When first pressing play on Hak’s debut project I wasn’t sure what to expect. I’d never listened to Ratking’s discography too intensely, but I was familiar with their sound as it captured the experience of growing up in The Big Apple without clinging to a nostalgic sound of the late 90’s that becomes a niche of sorts for some artists. However, what I heard as soon as the project began took me by surprise. Pouring out of my speakers were these hard hitting beats that came stomping out, commanding your attention with electronic-like pulses and rips, and a voice that I found to be both haunting and hypnotic that just swayed over the production so seamlessly it felt like a twisted lullaby depicting the Harlem environment Hak calls home.

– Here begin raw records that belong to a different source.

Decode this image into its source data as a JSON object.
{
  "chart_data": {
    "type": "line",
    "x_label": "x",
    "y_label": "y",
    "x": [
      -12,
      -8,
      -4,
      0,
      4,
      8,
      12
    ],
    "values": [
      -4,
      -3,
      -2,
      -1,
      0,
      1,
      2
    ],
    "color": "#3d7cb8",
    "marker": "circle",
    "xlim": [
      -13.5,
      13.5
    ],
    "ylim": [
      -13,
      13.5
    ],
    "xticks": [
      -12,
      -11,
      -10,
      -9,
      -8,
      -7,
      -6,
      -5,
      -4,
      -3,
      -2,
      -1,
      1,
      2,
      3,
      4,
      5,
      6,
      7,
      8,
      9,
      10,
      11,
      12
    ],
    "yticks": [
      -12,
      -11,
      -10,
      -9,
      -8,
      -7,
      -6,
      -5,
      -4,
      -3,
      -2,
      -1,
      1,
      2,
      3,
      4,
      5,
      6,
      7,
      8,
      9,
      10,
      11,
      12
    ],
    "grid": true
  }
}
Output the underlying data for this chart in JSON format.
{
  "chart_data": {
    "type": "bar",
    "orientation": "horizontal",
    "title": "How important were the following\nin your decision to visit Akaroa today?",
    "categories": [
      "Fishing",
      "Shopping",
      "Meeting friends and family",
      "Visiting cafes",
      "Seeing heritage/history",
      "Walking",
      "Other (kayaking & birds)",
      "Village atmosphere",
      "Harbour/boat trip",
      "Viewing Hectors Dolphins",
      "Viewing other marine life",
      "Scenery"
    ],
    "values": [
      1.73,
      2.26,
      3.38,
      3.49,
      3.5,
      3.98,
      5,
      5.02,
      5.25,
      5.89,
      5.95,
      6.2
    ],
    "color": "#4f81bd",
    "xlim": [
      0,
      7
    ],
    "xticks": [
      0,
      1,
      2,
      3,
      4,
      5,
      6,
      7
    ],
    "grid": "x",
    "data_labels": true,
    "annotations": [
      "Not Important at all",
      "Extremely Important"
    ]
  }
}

From track-to-track, Hak effortlessly swaggers his way over the production with his sun burnt rhymes, often switching between a wistful melody driven flow and a subdued rapping style that comes across as if he’s talking directly to the listener. Interestingly enough, each track on June was inspired by a photograph. As he stated in a profile interview, Hak will at times start with a visual before crafting a song, and so he asked a friend of his to submit some of his work to Hak as a source of inspiration for the project. Each song seems to convey a different message, a different vibe, yet they all work impeccably together to convey the overall sounds of June. “No Days Off” is an incredible song about enjoying the moment and also supporting your friends if you see them going through trials of their own; “Solitude” shows Hak’s awareness of how he’s perceived by others and how he felt a sense of solitude while pursuing this music dream of his; “432 Hz” displays his Harlem environment and serves as a minor ode to the work he and those around him had to put in to even make it as far as they are now in life. Again, each song implies something different about Hak and his journey so far, but together they form a breath-taking collage of hazy productions and revealing lyrics that communicate who he is as a musician, but also as a person.

These are the sounds of summer, these are the sun drenched melodies soaring over like a cool breeze, and these are the beats crashing like waves on a beach along the coast on a sunny day. Although I’m sorry to see an end of what I’ve known to be Ratking, though reports say that Wiki and Sporting Life will continue on with the group, I’m excited to see what comes of Hak on his own. If June is any indication of what to expect from the young man himself, then I’m glad he decided to pick up that microphone and start crafting music all those years ago.